Tight-Labor Economy Boosts Training
CENTREVILLE, VA. — Mike Ferguson might be forgiven for feeling like the one-man-band of hotel managers.
His day goes like this: Smile, balance the books, smile, tap at the computer keyboard, smile, correct a stubborn door lock, smile, take a reservation, smile.
"I wear lots of hats," he says, smiling.
He'd better. His employer, Marriott International, wants more from employees. The chain is booming; competition is fierce; and skilled workers are hard to find.
So Marriott is trying to do more with less, stepping up training programs for employees like Mr. Ferguson.
Marriott is far from alone, and that's good news for the American worker. Higher skills often bring higher pay.
Corporate America is targeting what many executives consider the biggest threat to United States industry today: not higher interest rates, an East Asian meltdown, or sprawling government, but a poorly trained work force.
Indeed, ill-prepared employees and poor schools top the list of the nation's worst economic problems, according to a recent survey of 39 corporate economists by the National Association for Business Economics in Washington.
And 88 percent of US manufacturers report a shortage of qualified workers in at least one job category, says a recent survey of 4,500 companies by the National Association of Manufacturers (NAM).
"Finding an adequate supply of qualified workers is the No. 1 issue for American industry today," says Earnest Deavenport, chairman of Eastman Chemical Co. and of the NAM in Washington.
Consequently, about half of manufacturers spend at least 2 percent of payroll to train hourly workers, up threefold from 1991.
Moreover, the portion of employees in formal training has swelled from 5 percent in 1987 to 16 percent today, says the American Society for Training and Development in Alexandria, Va.
The training is driven by some tectonic economic trends:
* The job market is tighter than any time in nearly a quarter-century, with an unemployment rate lower than 5 percent.
* Disappearing, global trade barriers stiffen foreign competition for US companies, forcing them to work smarter.
* The rapid spread of high technology requires companies to spend billions making employees "computer friendly."
* Companies in many industries are rapidly merging, splintering their markets into thin slivers as they tailor products to myriad consumer profiles. This consolidation and segmentation requires a retrained and specialized work force.
Marriott, based in Bethesda, Md., epitomizes many of the work force challenges.
The huge hotel chain (179,00 employees) dramatically increased training two years ago and raised the budget 25 percent this year, says Natalie Hughes, a Marriott training executive.
Archrival Ramada recently announced its own $3 million annual training program.

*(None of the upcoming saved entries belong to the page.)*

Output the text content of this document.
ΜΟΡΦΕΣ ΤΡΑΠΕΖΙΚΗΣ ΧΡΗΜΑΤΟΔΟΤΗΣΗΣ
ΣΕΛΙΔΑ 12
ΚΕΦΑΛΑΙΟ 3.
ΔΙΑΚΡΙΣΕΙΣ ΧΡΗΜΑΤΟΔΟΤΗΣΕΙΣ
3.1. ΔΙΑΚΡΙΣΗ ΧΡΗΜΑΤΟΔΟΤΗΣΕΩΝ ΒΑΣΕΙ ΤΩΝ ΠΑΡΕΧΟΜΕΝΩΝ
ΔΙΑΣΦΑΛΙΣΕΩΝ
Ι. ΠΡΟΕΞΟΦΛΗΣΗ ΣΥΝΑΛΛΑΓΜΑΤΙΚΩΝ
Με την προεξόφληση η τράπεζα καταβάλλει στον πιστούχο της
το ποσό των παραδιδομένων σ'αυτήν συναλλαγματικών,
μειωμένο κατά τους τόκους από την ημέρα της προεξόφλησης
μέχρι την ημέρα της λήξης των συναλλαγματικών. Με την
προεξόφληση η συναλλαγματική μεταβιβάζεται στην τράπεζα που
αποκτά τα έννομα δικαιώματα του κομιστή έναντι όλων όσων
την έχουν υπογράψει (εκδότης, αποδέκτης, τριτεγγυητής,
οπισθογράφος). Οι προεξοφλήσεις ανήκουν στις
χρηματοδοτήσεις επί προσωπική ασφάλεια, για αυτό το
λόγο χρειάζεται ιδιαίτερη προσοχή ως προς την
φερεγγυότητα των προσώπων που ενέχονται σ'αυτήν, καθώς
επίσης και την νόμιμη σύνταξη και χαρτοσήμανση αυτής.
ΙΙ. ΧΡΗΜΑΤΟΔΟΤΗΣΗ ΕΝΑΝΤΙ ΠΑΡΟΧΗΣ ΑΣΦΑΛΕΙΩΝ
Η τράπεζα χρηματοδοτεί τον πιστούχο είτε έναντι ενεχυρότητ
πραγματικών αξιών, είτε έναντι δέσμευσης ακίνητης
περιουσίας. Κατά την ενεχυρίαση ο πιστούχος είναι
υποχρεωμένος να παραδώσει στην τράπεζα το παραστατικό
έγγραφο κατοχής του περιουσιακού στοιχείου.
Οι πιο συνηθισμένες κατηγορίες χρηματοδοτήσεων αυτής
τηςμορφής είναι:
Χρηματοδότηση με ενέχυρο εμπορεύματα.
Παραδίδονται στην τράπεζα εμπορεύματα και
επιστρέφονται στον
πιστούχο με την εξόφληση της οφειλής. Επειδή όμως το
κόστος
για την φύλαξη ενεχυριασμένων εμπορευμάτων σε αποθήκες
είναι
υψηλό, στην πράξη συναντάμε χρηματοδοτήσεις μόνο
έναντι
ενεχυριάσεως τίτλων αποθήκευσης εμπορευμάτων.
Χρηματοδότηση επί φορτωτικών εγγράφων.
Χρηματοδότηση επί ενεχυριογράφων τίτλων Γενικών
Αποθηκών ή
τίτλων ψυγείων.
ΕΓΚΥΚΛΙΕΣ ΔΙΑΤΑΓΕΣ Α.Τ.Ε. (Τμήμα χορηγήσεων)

Marriott and the hotel industry boast one of their biggest booms in history. Nationwide, the number of hotel rooms expanded 39 percent over the past decade, according to Coopers & Lybrand. Employment will grow 19 percent by 2005, the Labor Department predicts.
Marriott plans to double its facilities by 2000 and has geared them to narrow segments of travelers: economical, moderate-price, and luxury hotels.
But luring and retaining qualified staff are daunting for most hotels. Annual turnover rates in some segments exceed 50 percent, say industry experts.
Ferguson says he must continually update his skills to perform at his peak.
When he switched from a full-service hotel to moderately priced Marriott Courtyard, he logged three weeks of training last summer at Courtyard University.
Lectures, computer training, and deportment training at a mock front desk teach a distinct "product and culture at Courtyard," says university director Kathy Crabtree in Centreville, Va. "What our trainees really need is to be brand-specific and brand-pure."
Ferguson, an assistant manager, must take another 40 hours of training annually, and he sees certain career value: "I'm not going anywhere without it."
Workers Weighed, and Found Wanting
"The skills gap is now catching up to us and could threaten the amazing growth and productivity gains," says Earnest Deavenport, the National Association of Manufacturers (NAM) in Washington.
American workers took home a poor report-card in a recent survey of 4,500 companies by the NAM:
* 60 percent say their workers lack basic math skills.
* 55 percent find their workers are seriously weak in basic writing and comprehension skills.
* 63 percent say their workers are tardy, chronically absent, or unwilling to work a full day.
* Half found it difficult to give employees more autonomy.
* Two-thirds have difficulty improving productivity and upgrading technology.